Gupshup, a Silicon Valley messaging startup with a focus on India, has said it raised $240 million from Tiger Global Management and others to buy back shares ahead of a possible IPO next year.
While venture capital investments are traditionally used for hiring more engineers or expanding sales and marketing, buy-back deals allow investors in a startup to realize their investment before an IPO.
A flood of funds at a time when startups stay private for much longer has led to more buy-back deals on the private market, said Ed Zimmerman, a lawyer at Lowenstein Sandler who teaches venture capital at Columbia University’s business school, referring to the market in general.

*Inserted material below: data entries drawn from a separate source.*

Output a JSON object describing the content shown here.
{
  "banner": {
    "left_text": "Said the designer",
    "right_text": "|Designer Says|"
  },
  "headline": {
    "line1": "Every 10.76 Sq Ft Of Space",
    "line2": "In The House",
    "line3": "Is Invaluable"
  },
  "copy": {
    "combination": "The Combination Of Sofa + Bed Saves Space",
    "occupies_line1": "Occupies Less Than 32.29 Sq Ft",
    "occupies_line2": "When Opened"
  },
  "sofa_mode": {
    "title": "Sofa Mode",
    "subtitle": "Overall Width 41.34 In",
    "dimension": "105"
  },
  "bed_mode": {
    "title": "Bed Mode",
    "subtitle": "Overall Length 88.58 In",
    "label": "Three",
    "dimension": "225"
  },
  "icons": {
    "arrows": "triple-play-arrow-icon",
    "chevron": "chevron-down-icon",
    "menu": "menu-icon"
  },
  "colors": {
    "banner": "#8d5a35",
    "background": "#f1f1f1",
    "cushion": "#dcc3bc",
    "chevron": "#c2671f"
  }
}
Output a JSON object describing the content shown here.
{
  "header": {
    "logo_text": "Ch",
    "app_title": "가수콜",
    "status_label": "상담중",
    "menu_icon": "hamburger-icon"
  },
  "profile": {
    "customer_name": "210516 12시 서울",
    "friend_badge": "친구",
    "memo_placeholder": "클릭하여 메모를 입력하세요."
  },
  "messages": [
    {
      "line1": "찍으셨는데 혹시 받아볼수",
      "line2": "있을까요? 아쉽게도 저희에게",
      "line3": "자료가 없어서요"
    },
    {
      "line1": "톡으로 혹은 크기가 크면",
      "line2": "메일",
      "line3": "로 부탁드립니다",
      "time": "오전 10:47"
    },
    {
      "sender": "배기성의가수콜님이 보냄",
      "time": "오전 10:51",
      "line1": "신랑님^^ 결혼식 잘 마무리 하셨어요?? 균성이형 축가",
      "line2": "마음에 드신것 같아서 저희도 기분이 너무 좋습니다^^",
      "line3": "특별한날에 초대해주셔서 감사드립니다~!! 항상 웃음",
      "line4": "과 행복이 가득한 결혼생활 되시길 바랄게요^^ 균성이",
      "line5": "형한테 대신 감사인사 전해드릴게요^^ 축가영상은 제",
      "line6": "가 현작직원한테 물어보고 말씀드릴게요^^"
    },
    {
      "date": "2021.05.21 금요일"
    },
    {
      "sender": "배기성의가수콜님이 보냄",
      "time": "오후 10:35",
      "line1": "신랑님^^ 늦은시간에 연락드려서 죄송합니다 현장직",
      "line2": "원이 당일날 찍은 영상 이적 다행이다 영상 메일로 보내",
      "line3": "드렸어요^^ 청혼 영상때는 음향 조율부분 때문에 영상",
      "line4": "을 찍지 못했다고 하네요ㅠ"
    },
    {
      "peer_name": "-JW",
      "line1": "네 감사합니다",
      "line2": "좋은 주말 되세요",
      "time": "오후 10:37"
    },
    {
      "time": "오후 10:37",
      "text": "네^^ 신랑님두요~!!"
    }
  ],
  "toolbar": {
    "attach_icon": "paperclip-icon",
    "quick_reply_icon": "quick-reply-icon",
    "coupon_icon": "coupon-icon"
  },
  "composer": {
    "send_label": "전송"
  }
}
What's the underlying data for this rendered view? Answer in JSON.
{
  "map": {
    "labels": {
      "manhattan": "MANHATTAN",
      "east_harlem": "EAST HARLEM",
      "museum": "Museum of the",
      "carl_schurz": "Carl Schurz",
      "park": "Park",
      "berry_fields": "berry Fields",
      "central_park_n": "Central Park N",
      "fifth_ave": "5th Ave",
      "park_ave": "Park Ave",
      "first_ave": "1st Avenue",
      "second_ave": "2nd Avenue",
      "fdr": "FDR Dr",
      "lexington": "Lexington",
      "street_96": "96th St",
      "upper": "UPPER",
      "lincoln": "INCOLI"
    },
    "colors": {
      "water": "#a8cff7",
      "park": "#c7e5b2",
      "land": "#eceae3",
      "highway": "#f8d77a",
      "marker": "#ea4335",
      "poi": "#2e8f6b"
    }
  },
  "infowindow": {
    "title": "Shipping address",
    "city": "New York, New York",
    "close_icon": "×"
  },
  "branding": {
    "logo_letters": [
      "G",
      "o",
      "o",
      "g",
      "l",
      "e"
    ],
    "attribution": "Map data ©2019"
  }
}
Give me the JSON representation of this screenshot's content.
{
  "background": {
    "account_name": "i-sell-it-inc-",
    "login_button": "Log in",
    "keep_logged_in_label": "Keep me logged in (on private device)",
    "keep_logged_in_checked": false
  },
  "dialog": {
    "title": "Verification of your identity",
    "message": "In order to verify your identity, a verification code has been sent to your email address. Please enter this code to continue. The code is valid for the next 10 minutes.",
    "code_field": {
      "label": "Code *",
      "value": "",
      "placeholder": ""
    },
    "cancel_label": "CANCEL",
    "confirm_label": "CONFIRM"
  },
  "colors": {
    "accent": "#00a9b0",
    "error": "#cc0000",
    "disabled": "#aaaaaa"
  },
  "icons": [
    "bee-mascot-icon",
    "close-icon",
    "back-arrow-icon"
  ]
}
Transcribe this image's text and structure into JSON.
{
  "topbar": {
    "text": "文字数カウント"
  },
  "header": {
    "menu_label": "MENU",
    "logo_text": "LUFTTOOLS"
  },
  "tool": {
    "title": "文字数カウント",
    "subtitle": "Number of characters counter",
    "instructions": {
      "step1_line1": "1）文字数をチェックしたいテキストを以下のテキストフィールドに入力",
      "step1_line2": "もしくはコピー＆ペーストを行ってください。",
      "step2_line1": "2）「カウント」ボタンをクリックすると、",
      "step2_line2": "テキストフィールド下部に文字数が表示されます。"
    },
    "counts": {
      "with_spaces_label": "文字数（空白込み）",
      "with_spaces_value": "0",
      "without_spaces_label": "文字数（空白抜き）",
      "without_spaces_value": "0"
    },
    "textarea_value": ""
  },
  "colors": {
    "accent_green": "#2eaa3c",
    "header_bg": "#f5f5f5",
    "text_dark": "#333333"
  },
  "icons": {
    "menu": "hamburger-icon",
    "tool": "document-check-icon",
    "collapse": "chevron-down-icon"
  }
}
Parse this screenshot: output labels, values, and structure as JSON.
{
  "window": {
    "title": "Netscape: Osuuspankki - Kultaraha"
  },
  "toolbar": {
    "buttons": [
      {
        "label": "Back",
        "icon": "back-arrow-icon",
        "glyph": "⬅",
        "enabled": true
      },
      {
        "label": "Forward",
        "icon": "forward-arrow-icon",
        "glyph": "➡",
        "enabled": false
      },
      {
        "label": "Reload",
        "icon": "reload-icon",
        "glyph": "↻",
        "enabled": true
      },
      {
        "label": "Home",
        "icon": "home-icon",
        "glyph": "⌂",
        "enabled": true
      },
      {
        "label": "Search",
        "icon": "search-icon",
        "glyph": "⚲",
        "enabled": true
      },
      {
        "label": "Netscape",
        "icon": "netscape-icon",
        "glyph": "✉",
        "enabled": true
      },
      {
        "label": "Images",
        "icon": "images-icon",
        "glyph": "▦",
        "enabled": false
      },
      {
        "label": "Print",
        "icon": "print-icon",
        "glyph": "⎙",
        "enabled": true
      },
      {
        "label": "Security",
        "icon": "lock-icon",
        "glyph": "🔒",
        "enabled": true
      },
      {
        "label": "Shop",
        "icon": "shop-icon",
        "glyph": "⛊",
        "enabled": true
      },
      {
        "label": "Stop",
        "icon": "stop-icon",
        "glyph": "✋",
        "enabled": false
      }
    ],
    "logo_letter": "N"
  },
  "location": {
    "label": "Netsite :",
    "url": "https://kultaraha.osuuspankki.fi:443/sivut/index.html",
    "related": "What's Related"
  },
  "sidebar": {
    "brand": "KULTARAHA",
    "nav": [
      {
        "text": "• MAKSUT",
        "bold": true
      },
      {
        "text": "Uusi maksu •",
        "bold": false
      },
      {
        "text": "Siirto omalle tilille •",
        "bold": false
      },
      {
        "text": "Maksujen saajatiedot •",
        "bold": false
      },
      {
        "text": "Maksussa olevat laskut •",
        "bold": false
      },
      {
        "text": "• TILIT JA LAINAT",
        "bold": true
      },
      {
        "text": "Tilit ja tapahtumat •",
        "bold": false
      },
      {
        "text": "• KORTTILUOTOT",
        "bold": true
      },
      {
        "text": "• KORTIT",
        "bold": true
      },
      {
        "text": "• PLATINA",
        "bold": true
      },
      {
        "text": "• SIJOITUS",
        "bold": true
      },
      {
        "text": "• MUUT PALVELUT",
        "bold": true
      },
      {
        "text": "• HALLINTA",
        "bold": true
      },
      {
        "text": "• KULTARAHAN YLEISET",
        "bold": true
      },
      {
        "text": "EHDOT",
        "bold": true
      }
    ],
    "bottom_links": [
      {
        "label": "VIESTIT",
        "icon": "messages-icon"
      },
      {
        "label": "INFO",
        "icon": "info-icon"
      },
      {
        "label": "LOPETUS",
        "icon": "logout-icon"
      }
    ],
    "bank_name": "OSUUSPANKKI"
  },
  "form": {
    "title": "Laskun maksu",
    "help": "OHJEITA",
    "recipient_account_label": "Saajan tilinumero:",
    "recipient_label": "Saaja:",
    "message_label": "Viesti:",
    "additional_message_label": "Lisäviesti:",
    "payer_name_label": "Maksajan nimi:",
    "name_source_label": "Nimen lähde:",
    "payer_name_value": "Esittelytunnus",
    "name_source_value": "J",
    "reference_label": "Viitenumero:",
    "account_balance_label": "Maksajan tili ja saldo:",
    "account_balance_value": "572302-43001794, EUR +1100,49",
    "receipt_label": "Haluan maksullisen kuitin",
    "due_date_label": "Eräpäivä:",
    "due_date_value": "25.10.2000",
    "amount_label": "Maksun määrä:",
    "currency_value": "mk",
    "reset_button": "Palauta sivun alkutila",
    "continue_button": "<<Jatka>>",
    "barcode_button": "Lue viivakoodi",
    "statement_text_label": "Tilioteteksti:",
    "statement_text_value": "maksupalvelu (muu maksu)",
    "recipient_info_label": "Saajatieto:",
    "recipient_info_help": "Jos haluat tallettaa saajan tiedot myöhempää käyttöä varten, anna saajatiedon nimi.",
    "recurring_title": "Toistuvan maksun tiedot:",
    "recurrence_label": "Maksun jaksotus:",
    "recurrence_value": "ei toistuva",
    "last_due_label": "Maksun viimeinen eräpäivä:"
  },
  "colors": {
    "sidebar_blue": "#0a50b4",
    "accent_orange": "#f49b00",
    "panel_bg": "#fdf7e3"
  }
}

Gupshup raised $100 million in April from Tiger Global and was valued at $1.4 billion. Tiger Global has emerged as the biggest funder of venture deals this year, Reuters reported.
Gupshup, which means chitchat in Hindi, allows businesses to communicate with customers through existing chat channels like text messaging, said CEO Beerud Sheth.
“We want to build relationships with these large investors because they can help us in a future IPO and for our growth. But … taking too much money can be dilutive,” said Sheth about the buy-back. As Gupshup has been around for well over a decade, Sheth said there was even an investor who passed away, making the buy-back necessary.
The buy-back will also allow employees to cash out, a challenge for many startups as delayed IPOs have kept many founders and employees rich only on paper.
That’s helped create an active market for those shares on the private market, said Paul Maguire, managing partner at Iron Edge VC, which set up funds to invest in startup shares. Whether on the public or private market, buy-back deals were often a big endorsement of a company, he said, without knowledge of this deal.